TASHKENT, Uzbekistan — Russian President Vladimir Putin signed a strategic partnership deal with Uzbekistan yesterday, seeking to restore Russian influence in the nation that had become a key U.S. military ally since the September 11 attacks.

Uzbek President Islam Karimov has charted an independent course since the 1991 Soviet collapse and in 1992 became a strategic partner of the United States. The bond was solidified after the Uzbeks offered use of a key air base to hundreds of U.S. troops to oust the hard-line Taliban regime in neighboring Afghanistan.

The Putin-Karimov deal calls for cooperation across a range of economic sectors and closer diplomatic and academic ties.
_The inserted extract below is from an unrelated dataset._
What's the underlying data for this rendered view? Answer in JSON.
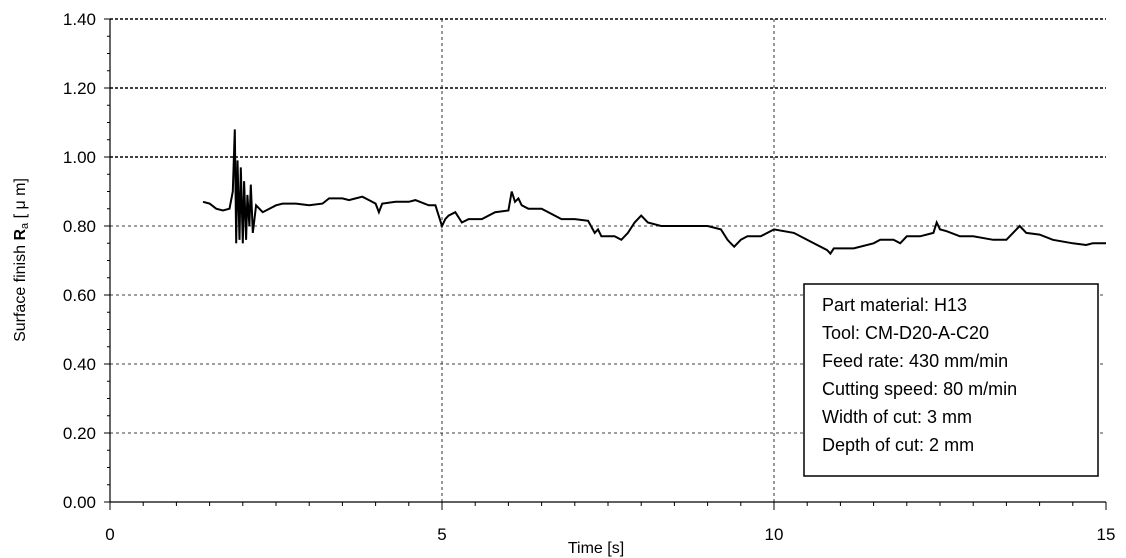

The move seeks to restore Moscow as a major player in Central Asia, which was considered part of the Kremlin’s sphere of influence since czarist times.

“We’ve signed a document that opens a new page in the history of our relations,” Mr. Putin said, as reported by Russia’s Itar-Tass news agency. “The treaty has no time restrictions and lays down a solid foundation for the Russian-Uzbek strategic partnership.”

Mr. Karimov called the talks “significant” and said they would “open new prospects for our long-term relations.”

Without the lure of foreign aid, Russia has turned its mighty state-affiliated energy companies to the task of making deals across Central Asia to maintain ties.

Yesterday, Russia’s Lukoil and Uzbekistan’s Uzbekneftegaz signed a 35-year cooperation agreement that foresees about $1 billion of Russian investment to exploit natural gas fields in central Uzbekistan.

Mr. Putin also said the gas giant Gazprom was working on a deal to invest more than $1 billion in Uzbekistan’s energy sector. He said he hoped other Russian investors would follow Gazprom’s example.

Mr. Karimov said the energy deals would bring the total Russian investment in Uzbekistan’s energy sector to $2.5 billion, Itar-Tass said.

In apparent response to the American military presence, Russia last year opened a base — its first abroad since the Soviet collapse — in the neighboring Central Asian nation of Kyrgyzstan.

Foreign investors have shunned Uzbekistan, the region’s most populous country, and the European Bank for Reconstruction and Development said this year it would limit investment here because of a lack of progress on democracy and economic liberalization.

Mr. Karimov said yesterday he hoped Russia would bring needed investment and help create jobs in his impoverished country.